Ao mesmo tempo nomeou a Academia das Ciências de Lisboa por sócio a mr. Carrion Nizas, ex-tribuno, sujeito bem conhecido na literatura francesa, actualmente empregado, como oficial superior, no Estado-Maior do Exército de Portugal, e junto da pessoa do Ilustríssimo e Excelentíssimo Senhor General em Chefe, que, pela confiança com que o honra, o tem incumbido de vários objectos particulares que o fazem ter uma correlação diária com as autoridades e cidadãos de Lisboa, de cuja benevolência se tem ele universalmente feito merecedor. 

[Fonte: Gazeta de Lisboa, n.º 15, 12 de Abril de 1808].


[Acrescento introduzido no Suplemento à Gazeta de Lisboa, n.º XV, 15 de Abril:] 
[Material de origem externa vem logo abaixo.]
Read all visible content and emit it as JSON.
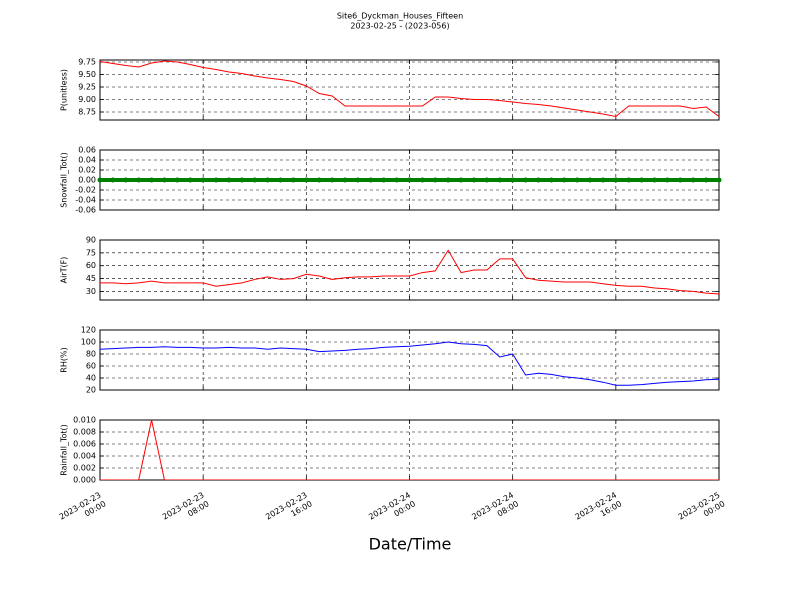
{
  "chart_data": {
    "type": "line",
    "title": "Site6_Dyckman_Houses_Fifteen",
    "subtitle": "2023-02-25 - (2023-056)",
    "x_label": "Date/Time",
    "xlim": [
      "2023-02-23 00:00",
      "2023-02-25 00:00"
    ],
    "xticks": [
      "2023-02-23 00:00",
      "2023-02-23 08:00",
      "2023-02-23 16:00",
      "2023-02-24 00:00",
      "2023-02-24 08:00",
      "2023-02-24 16:00",
      "2023-02-25 00:00"
    ],
    "x": [
      "2023-02-23 00:00",
      "2023-02-23 01:00",
      "2023-02-23 02:00",
      "2023-02-23 03:00",
      "2023-02-23 04:00",
      "2023-02-23 05:00",
      "2023-02-23 06:00",
      "2023-02-23 07:00",
      "2023-02-23 08:00",
      "2023-02-23 09:00",
      "2023-02-23 10:00",
      "2023-02-23 11:00",
      "2023-02-23 12:00",
      "2023-02-23 13:00",
      "2023-02-23 14:00",
      "2023-02-23 15:00",
      "2023-02-23 16:00",
      "2023-02-23 17:00",
      "2023-02-23 18:00",
      "2023-02-23 19:00",
      "2023-02-23 20:00",
      "2023-02-23 21:00",
      "2023-02-23 22:00",
      "2023-02-23 23:00",
      "2023-02-24 00:00",
      "2023-02-24 01:00",
      "2023-02-24 02:00",
      "2023-02-24 03:00",
      "2023-02-24 04:00",
      "2023-02-24 05:00",
      "2023-02-24 06:00",
      "2023-02-24 07:00",
      "2023-02-24 08:00",
      "2023-02-24 09:00",
      "2023-02-24 10:00",
      "2023-02-24 11:00",
      "2023-02-24 12:00",
      "2023-02-24 13:00",
      "2023-02-24 14:00",
      "2023-02-24 15:00",
      "2023-02-24 16:00",
      "2023-02-24 17:00",
      "2023-02-24 18:00",
      "2023-02-24 19:00",
      "2023-02-24 20:00",
      "2023-02-24 21:00",
      "2023-02-24 22:00",
      "2023-02-24 23:00",
      "2023-02-25 00:00"
    ],
    "grid": true,
    "panels": [
      {
        "y_label": "P(unitless)",
        "color": "#ff0000",
        "ylim": [
          8.59,
          9.79
        ],
        "yticks": [
          {
            "value": 8.75,
            "label": "8.75"
          },
          {
            "value": 9.0,
            "label": "9.00"
          },
          9.25,
          {
            "value": 9.5,
            "label": "9.50"
          },
          9.75
        ],
        "values": [
          9.76,
          9.72,
          9.68,
          9.65,
          9.73,
          9.77,
          9.75,
          9.7,
          9.64,
          9.6,
          9.55,
          9.52,
          9.47,
          9.43,
          9.4,
          9.36,
          9.27,
          9.12,
          9.07,
          8.87,
          8.87,
          8.87,
          8.87,
          8.87,
          8.87,
          8.87,
          9.05,
          9.05,
          9.02,
          9.0,
          9.0,
          8.98,
          8.95,
          8.92,
          8.9,
          8.87,
          8.83,
          8.79,
          8.75,
          8.71,
          8.66,
          8.87,
          8.87,
          8.87,
          8.87,
          8.87,
          8.82,
          8.85,
          8.66
        ]
      },
      {
        "y_label": "Snowfall_Tot()",
        "color": "#008000",
        "marker": true,
        "ylim": [
          -0.06,
          0.06
        ],
        "yticks": [
          -0.06,
          -0.04,
          -0.02,
          {
            "value": 0,
            "label": "0.00"
          },
          0.02,
          0.04,
          0.06
        ],
        "values": [
          0,
          0,
          0,
          0,
          0,
          0,
          0,
          0,
          0,
          0,
          0,
          0,
          0,
          0,
          0,
          0,
          0,
          0,
          0,
          0,
          0,
          0,
          0,
          0,
          0,
          0,
          0,
          0,
          0,
          0,
          0,
          0,
          0,
          0,
          0,
          0,
          0,
          0,
          0,
          0,
          0,
          0,
          0,
          0,
          0,
          0,
          0,
          0,
          0
        ]
      },
      {
        "y_label": "AirT(F)",
        "color": "#ff0000",
        "ylim": [
          20,
          90
        ],
        "yticks": [
          30,
          45,
          60,
          75,
          90
        ],
        "values": [
          40,
          40,
          39,
          40,
          42,
          40,
          40,
          40,
          40,
          36,
          38,
          40,
          44,
          47,
          44,
          45,
          50,
          48,
          44,
          46,
          47,
          47,
          48,
          48,
          48,
          52,
          54,
          78,
          52,
          55,
          55,
          68,
          68,
          46,
          43,
          42,
          41,
          41,
          41,
          39,
          37,
          36,
          36,
          34,
          33,
          31,
          30,
          28,
          27
        ]
      },
      {
        "y_label": "RH(%)",
        "color": "#0000ff",
        "ylim": [
          20,
          120
        ],
        "yticks": [
          20,
          40,
          60,
          80,
          100,
          120
        ],
        "values": [
          88,
          89,
          90,
          91,
          91,
          92,
          91,
          91,
          90,
          90,
          91,
          90,
          90,
          88,
          90,
          89,
          88,
          84,
          85,
          86,
          88,
          89,
          91,
          92,
          93,
          95,
          97,
          100,
          97,
          96,
          94,
          75,
          80,
          45,
          48,
          46,
          42,
          40,
          37,
          33,
          28,
          28,
          29,
          31,
          33,
          34,
          35,
          37,
          38
        ]
      },
      {
        "y_label": "Rainfall_Tot()",
        "color": "#ff0000",
        "ylim": [
          0,
          0.01
        ],
        "yticks": [
          {
            "value": 0,
            "label": "0.000"
          },
          {
            "value": 0.002,
            "label": "0.002"
          },
          {
            "value": 0.004,
            "label": "0.004"
          },
          {
            "value": 0.006,
            "label": "0.006"
          },
          {
            "value": 0.008,
            "label": "0.008"
          },
          {
            "value": 0.01,
            "label": "0.010"
          }
        ],
        "values": [
          0,
          0,
          0,
          0,
          0.01,
          0,
          0,
          0,
          0,
          0,
          0,
          0,
          0,
          0,
          0,
          0,
          0,
          0,
          0,
          0,
          0,
          0,
          0,
          0,
          0,
          0,
          0,
          0,
          0,
          0,
          0,
          0,
          0,
          0,
          0,
          0,
          0,
          0,
          0,
          0,
          0,
          0,
          0,
          0,
          0,
          0,
          0,
          0,
          0
        ]
      }
    ]
  }
}
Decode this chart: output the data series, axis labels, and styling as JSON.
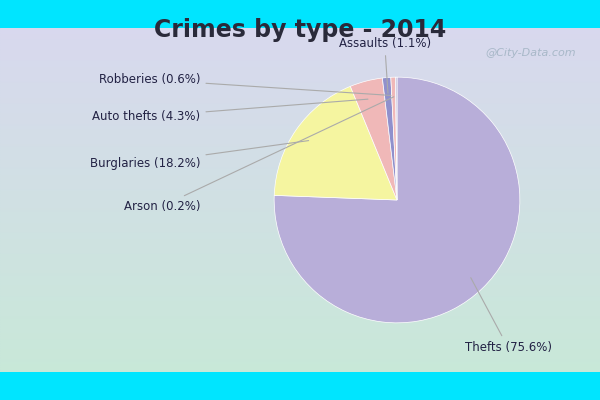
{
  "title": "Crimes by type - 2014",
  "title_fontsize": 17,
  "title_fontweight": "bold",
  "title_color": "#2a2a3a",
  "background_outer": "#00e5ff",
  "slices": [
    {
      "label": "Thefts",
      "pct": 75.6,
      "color": "#b8aed9"
    },
    {
      "label": "Burglaries",
      "pct": 18.2,
      "color": "#f5f5a0"
    },
    {
      "label": "Auto thefts",
      "pct": 4.3,
      "color": "#f0b8b8"
    },
    {
      "label": "Assaults",
      "pct": 1.1,
      "color": "#9090cc"
    },
    {
      "label": "Robberies",
      "pct": 0.6,
      "color": "#f0b8b8"
    },
    {
      "label": "Arson",
      "pct": 0.2,
      "color": "#c0b8d8"
    }
  ],
  "label_fontsize": 8.5,
  "label_color": "#222244",
  "watermark": "@City-Data.com",
  "watermark_color": "#a8b8c8",
  "bg_top_color": "#c8e8d8",
  "bg_bottom_color": "#d8d8ee"
}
No número dos sócios da Academia das Ciências de Lisboa que formavam a deputação que teve a honra de apresentar ao Ilustríssimo e Excelentíssimo Senhor General em Chefe o diploma que Sua Excelência se dignou de aceitar, como fica referido na folha precedente, omimos um dos mais distintos, qual é o Excelentíssimo Conde da Ega, sócio honrário que se achava à testa da deputação.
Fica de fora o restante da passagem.